Some of the cars Hi-Tech supplies as rollers to Superformance and Shelby Legendary Cars are virtually impossible to own as originals. Just under 1,000 Cobras were ever built, only 105 GT40s with the original chassis, and just six Shelby Daytona Coupes and five 1963 Corvette Grand Sports. Then there are the one-offs it recreates, like an exact copy of the GT40 #1075, a two-time winner of the 24 Hours of Le Mans race (Price was granted special access to the car, then housed in the vault of the Petersen Automotive Museum in Los Angeles).
Due to licensing agreements with Shelby, General Motors and the trademark owner of the GT40, many replicas crafted by Hi-Tech are considered “continuation cars” – an extension of the manufacturer’s original production run.
As a result, they don’t come cheap. Lance Stander, who bought Superformance from Price in 2004, says the most expensive models it offers are the aluminum Cobra and Daytona, priced around $500,000, followed by the GT40 1075 replica, which ranges from $400,000-450,000.
Stander says Superformance has customers around the world, and national distributor Shelby South Africa has sold across the African continent. Many buyers view them as investments, he adds. “If you bought a Cobra 10 years ago from me, you’d buy the same 10-year-old Cobra for double what it was originally sold for new,” he says.
That is in part is due to demand. Business was given a boost by the high-profile appearance of Hi-Tech-built GT40s, Cobras and Daytona Coupes in 2019 film “Ford vs Ferrari,” which told the story of Carroll Shelby and driver Ken Miles’ triumph at Le Mans in 1966.
Orders have also risen in line with the Covid-19 pandemic, says Price. “At the moment we’re booked up for a year here,” he says. “It’s the first time (that’s happened in) the last 15 years.”
Now, after a long and productive run, a long-mooted law is set to revolutionize the industry – and what was once old is about to become new again.
In the US, the Low Volume Vehicle Manufacturing Act (LVM) came into effect in March, allowing replica car companies to produce up to 325 complete cars a year. Hi-Tech will still export rollers, but Superformance can now install engines and transmissions and sell ready-to-drive cars through traditional dealerships.
Under the LVM, cars must meet certain emission standards, which perhaps explains why Superformance plans to create electric versions of all its cars. Some Superformance owners have already gone down this route, including an electric Cobra MKIII R (“the fastest car I’ve ever driven 0-100 [kmph],” says Stander).
Osborne cautions that while electrification makes sense for certain classic cars with a smooth ride – a Rolls-Royce, for example – for others, removing the engine and with it its sound, smell and vibrations, “denies much of the pleasure to be found in them and the reason they were built in the first place.”

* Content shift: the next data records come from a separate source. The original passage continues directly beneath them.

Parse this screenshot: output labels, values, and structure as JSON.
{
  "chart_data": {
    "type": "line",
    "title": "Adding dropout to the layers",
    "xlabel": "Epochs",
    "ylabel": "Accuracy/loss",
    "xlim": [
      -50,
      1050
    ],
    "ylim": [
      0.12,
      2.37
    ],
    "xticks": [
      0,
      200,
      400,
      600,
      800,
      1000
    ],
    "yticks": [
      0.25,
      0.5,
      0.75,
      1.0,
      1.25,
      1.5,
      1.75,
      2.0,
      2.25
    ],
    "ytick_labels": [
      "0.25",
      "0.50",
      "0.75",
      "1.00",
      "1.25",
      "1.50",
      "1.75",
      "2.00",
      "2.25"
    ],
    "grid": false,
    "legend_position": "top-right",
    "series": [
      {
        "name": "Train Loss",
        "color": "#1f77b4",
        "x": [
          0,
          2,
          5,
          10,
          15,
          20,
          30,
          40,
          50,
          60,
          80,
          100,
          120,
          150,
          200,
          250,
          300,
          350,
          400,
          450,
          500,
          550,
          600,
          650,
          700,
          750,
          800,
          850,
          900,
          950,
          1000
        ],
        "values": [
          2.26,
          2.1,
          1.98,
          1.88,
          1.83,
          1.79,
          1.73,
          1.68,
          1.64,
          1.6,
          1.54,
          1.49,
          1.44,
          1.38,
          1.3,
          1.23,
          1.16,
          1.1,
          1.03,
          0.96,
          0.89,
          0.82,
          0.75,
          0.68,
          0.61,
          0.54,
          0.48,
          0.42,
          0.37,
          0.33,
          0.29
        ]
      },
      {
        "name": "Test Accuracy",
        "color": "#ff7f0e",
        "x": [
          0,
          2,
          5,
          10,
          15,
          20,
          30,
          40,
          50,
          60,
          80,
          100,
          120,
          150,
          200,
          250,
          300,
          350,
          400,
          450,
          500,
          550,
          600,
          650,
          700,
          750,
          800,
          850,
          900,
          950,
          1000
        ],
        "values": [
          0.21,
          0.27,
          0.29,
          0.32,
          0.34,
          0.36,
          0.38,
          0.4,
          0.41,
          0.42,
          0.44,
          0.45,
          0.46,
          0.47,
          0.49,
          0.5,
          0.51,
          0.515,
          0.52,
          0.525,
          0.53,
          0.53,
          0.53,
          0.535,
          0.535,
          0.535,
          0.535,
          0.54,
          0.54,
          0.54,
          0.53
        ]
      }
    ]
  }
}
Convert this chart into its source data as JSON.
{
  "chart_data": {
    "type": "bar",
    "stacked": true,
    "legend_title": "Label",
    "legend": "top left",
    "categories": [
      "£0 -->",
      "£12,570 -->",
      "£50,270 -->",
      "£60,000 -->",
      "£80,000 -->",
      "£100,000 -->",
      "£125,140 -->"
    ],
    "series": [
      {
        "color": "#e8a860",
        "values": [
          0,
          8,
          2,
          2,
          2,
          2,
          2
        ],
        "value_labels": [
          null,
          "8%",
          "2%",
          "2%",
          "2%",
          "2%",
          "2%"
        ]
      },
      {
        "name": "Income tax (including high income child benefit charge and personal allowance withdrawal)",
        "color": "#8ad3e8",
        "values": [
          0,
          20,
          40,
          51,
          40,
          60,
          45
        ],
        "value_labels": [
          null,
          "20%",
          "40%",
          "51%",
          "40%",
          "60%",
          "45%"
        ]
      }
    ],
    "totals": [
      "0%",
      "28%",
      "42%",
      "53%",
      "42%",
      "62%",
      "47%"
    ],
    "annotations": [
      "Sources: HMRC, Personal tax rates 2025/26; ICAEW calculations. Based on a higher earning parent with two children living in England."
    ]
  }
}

For his next replica, Price has his eyes on the Ford Shelby GR-1, a 2005 concept supercar and personal “obsession” that has never received a production run. Superformance has already entered into an agreement with Ford and funding is the main hurdle, he says.
The latest chapter in Hi-Tech’s story could soon feature less of its founder, however. Price’s sons now manage the day-to-day of the workshop, and even though he says he “could never sit at home,” after close to 30 years, Price plans on easing back on duties.
“Jim is the modern-day Carroll Shelby,” says Stander, noting that Hi-Tech has manufactured over 6,500 Cobras, far outstripping the number Carroll Shelby ever made.
“(Price) is a remarkable, amazing man,” Stander adds. “People are only going to realize even more in the future.”